Patrick BETAILLE, mars 2019

MC5 – Kick Out The Jams

MC5 Kick out the JamsKick out the Jams motherfuckers or get off the stage″ (Envoie la sauce enfoiré ou barre toi de la scène!) C’est par ces mots que Rob Tyner (chant), accompagné des guitaristes Fred Sonic Smith et Wayne Kramer, avait pour habitude de harceler les groupes qui partageaient la scène avec lui. Régulièrement, la formation du Michigan se faisait arrêter pour violence, obscénité ou grossièreté; parfois même, les musiciens n’avaient même pas le temps de monter sur scène que le police était déjà à la manœuvre. Le premier album du MC5 sort en février 1969 sur le label Elektra. C’est un live enregistré les 30 et 31 octobre 1968 au Grand Ballroom de Detroit lors de la fête d’Halloween. Protopunk par excellence, ce disque comporte entre autres titres ravageurs Ramblin Rose″Rama Lama Fa Fa Fa et Starship″.  Figure aussi Kick out the jams″ qui donne son titre à l’album et qui devient l’objet de nombreuses polémiques, notamment avec la maison de disque qui d’emblée impose une version édulcorée sur laquelle Motherfuckers″ est remplacé par Brothers’n’Sisters″. Le terme fuck″, lui, reste présent sur l’intérieur de la pochette qui sera rapidement censurée. Pour ne rien arranger, le célèbre journaliste musical Lester Bangs, écrit dans Rolling Stone que le disque est ridicule, ennuyeux et prétentieux. Dès lors, certains disquaires refusent de vendre l’album allant même jusqu’à menacer le label de stopper les ventes de tous ses artistes.

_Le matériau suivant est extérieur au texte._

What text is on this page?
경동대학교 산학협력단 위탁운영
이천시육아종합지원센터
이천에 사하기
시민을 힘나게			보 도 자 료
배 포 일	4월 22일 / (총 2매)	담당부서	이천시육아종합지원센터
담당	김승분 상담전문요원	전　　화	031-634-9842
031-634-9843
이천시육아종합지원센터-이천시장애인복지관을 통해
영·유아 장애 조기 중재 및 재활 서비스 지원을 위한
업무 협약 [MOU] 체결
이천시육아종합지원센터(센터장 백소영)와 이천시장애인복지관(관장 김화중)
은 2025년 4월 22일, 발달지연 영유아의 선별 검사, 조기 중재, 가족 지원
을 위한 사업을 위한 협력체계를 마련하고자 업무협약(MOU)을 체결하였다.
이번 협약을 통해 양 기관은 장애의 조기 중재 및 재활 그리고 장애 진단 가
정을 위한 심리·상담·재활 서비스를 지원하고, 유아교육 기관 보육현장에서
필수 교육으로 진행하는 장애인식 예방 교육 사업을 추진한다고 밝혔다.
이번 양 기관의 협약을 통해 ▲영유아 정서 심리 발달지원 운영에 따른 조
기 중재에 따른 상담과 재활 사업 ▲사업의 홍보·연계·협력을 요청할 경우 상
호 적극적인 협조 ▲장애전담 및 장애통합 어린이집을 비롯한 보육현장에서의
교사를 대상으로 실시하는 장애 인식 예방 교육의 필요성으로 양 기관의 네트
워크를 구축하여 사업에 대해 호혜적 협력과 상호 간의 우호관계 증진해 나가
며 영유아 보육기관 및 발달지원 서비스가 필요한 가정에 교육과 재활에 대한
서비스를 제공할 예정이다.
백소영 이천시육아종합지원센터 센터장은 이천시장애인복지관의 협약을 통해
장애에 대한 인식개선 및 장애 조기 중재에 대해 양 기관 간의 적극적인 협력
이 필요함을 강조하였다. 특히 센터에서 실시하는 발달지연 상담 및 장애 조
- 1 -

Craignant pour la discographie des Doors, eux aussi au catalogue, Elektra prend la décision de se séparer du groupe. Brûlot live sans concession, Kick out the jams, marquera définitivement l’histoire de la musique rock. Les 8 titres rendent compte sans fioriture de la provocation, de la puissance et de la sauvagerie des prestations scéniques du Motor City 5, par ailleurs magnifiquement représentées sur la jaquette réalisée à partir de clichés du photographe Joel Brodsky. And right now… right now… right now, it’s time to… kick out the jams, motherfuckers″!